The Admiralty however were intrigued by the kite’s potential for reconnaissance. During a trial, Cody was flying at 800 feet from the rear of HMS Seahorse when the ship turned down wind. The kite collapsed and Cody had to be rescued from the sea. Undeterred the Admiralty proceeded with its order for kites.

In June 1904 Cody was invited to demonstrate his man-lifting ‘war kite’ to the Army at Aldershot. The series of demonstrations were so successful in winds exceeding 40 mph that Colonel John E. Capper, Officer Commanding the Balloon Section, Royal Engineers wrote in his report to the War Office that

‘I cannot speak too strongly as to the excellence of these kites as regards their design and ability to perform what Mr Cody claims for them. The man-lifting kites will take a man into the air to practically any required height, and will keep him steady there so that he can observe. No other kites that I have read or heard of can approach them in sturdiness and security combined with lifting power’
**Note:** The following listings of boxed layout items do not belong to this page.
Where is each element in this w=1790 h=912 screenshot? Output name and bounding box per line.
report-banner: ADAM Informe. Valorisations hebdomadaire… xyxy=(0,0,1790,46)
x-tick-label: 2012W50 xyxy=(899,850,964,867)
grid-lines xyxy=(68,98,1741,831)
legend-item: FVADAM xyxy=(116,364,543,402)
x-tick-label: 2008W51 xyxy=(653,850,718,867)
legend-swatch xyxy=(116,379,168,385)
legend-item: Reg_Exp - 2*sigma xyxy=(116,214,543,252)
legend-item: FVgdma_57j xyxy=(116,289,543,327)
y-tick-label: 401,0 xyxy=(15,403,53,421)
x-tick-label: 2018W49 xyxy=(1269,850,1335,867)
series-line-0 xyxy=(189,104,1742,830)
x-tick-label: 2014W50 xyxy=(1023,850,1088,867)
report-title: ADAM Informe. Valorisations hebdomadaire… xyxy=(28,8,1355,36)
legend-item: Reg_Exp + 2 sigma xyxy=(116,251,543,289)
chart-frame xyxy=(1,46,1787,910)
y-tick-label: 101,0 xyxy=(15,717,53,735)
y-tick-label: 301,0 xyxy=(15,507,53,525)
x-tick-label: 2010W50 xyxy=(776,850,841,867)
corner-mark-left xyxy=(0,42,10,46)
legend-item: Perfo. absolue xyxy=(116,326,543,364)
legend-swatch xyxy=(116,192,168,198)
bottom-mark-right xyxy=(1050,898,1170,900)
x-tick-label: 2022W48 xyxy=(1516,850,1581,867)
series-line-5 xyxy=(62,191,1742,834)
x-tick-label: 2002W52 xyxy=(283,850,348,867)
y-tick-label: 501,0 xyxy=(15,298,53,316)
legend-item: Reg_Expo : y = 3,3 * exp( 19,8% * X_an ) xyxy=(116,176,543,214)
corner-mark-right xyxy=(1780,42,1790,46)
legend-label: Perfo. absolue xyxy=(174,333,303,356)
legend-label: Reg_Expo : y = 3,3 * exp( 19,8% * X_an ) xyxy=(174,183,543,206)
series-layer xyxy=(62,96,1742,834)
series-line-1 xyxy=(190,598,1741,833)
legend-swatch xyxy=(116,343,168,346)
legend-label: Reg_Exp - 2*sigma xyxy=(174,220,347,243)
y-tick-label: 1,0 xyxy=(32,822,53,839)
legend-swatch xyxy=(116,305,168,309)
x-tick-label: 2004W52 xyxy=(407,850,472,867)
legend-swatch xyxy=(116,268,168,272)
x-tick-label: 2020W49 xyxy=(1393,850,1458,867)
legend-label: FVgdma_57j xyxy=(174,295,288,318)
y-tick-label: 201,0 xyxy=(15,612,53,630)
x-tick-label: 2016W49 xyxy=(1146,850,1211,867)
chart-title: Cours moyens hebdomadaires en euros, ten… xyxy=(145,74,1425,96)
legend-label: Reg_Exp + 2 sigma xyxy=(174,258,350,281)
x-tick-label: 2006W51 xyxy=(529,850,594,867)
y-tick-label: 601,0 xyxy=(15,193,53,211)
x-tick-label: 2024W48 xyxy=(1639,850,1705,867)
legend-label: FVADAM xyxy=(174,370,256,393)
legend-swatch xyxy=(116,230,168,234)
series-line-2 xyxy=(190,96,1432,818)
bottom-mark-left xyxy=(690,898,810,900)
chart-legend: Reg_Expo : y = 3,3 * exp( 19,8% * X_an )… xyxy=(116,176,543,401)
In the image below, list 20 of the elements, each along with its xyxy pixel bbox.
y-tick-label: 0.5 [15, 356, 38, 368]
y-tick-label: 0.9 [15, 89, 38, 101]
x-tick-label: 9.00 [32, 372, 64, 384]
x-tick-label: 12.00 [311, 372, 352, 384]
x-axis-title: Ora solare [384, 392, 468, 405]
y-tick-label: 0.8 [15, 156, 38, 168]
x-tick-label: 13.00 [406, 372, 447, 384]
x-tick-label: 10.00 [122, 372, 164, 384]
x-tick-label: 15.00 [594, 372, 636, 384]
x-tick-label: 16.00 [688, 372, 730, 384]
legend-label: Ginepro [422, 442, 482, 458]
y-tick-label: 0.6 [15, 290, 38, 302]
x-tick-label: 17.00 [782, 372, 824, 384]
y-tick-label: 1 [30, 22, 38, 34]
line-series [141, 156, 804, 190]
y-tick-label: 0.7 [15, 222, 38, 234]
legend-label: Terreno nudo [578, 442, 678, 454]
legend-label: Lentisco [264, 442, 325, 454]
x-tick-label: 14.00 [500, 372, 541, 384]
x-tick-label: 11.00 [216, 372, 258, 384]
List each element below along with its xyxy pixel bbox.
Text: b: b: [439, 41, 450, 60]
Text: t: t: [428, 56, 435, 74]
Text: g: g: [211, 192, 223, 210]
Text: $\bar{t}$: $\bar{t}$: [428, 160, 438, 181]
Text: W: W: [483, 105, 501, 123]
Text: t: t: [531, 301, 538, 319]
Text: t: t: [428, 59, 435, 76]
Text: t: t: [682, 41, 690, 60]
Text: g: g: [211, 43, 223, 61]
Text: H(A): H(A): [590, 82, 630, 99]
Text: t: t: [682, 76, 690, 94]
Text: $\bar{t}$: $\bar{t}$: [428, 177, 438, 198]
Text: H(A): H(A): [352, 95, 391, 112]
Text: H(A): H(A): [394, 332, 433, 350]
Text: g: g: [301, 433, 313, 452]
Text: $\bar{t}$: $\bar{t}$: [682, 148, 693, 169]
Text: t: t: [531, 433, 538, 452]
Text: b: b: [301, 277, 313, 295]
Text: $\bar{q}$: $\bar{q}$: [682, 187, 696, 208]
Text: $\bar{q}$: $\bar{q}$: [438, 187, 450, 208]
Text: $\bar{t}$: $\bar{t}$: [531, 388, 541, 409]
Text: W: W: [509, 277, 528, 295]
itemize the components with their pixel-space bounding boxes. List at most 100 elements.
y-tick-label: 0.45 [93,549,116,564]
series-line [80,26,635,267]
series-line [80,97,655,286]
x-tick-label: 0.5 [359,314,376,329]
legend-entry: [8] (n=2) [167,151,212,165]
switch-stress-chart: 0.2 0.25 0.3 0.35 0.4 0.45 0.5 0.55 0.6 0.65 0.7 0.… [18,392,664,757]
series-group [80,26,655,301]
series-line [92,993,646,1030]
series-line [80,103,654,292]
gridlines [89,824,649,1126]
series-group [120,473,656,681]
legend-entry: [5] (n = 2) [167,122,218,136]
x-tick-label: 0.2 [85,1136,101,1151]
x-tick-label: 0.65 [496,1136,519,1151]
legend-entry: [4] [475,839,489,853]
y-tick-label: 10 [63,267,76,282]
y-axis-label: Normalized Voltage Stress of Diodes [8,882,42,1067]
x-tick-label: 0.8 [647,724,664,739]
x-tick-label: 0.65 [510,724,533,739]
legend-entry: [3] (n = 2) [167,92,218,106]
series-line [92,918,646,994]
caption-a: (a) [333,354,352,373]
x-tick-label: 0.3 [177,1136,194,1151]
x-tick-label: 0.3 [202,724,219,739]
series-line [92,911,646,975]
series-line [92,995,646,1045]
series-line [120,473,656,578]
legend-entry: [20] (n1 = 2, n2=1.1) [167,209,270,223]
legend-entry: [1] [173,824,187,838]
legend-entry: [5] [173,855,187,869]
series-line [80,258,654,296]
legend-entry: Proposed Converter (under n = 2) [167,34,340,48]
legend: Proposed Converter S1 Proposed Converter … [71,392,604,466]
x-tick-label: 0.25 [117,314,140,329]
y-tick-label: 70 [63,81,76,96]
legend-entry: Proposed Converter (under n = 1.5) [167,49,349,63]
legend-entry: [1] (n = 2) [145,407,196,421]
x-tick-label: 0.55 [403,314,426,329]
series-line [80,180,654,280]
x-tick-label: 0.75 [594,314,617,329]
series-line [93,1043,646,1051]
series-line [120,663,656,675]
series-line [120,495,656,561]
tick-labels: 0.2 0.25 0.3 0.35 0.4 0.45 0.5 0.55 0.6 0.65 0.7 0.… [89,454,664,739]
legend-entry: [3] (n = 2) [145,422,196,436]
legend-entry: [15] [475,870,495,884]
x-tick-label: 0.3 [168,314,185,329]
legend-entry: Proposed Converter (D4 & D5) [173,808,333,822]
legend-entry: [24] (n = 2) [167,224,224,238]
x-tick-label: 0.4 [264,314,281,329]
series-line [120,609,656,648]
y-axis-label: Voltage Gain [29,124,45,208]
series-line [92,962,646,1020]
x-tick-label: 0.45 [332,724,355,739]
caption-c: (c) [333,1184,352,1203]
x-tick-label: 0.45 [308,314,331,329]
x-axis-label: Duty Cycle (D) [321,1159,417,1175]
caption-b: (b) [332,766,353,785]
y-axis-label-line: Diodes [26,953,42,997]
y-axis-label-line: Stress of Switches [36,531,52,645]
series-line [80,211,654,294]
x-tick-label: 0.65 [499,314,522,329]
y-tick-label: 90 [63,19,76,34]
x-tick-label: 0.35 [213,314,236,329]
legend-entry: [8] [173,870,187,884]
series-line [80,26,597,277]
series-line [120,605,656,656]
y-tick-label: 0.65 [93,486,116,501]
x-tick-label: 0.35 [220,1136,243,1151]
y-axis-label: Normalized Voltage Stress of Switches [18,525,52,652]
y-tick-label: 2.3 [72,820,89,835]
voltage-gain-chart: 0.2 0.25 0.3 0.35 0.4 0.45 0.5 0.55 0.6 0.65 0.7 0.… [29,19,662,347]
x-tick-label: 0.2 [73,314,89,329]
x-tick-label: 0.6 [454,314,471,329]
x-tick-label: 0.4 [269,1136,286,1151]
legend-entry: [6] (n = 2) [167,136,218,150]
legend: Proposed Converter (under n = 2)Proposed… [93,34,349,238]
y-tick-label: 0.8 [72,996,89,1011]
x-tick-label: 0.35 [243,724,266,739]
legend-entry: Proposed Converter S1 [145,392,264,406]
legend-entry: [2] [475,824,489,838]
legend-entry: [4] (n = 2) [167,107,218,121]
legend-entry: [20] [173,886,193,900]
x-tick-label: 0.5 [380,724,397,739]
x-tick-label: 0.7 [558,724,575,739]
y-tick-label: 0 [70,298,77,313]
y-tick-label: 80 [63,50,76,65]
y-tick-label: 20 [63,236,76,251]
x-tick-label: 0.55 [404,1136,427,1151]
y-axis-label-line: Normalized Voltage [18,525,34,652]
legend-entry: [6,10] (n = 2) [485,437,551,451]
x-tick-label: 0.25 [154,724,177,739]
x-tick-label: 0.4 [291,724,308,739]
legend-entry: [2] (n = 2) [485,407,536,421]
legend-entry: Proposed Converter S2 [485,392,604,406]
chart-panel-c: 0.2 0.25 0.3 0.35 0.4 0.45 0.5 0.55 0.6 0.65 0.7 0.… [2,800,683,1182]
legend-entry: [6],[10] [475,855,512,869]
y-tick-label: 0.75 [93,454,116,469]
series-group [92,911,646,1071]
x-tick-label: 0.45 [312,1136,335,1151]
In response the Army placed an order for three kites for observations and signals. Cody was also appointed Chief Instructor in Kiting.

Cody’s kite worked on a series of lifter kites, the number dependent on the wind strength, until the operating officer felt that there was enough pull on the winch to raise a man in the passenger-carrying basket. The basket could then be moved up and down the line by altering the angle of the kite.

Despite never being used operationally kites remained in use with both the Navy and Army up until the beginning of the First World War. The Army List of August 1914 includes a Kite Section of the RFC stationed at South Farnborough. The Section however was disbanded shortly afterwards.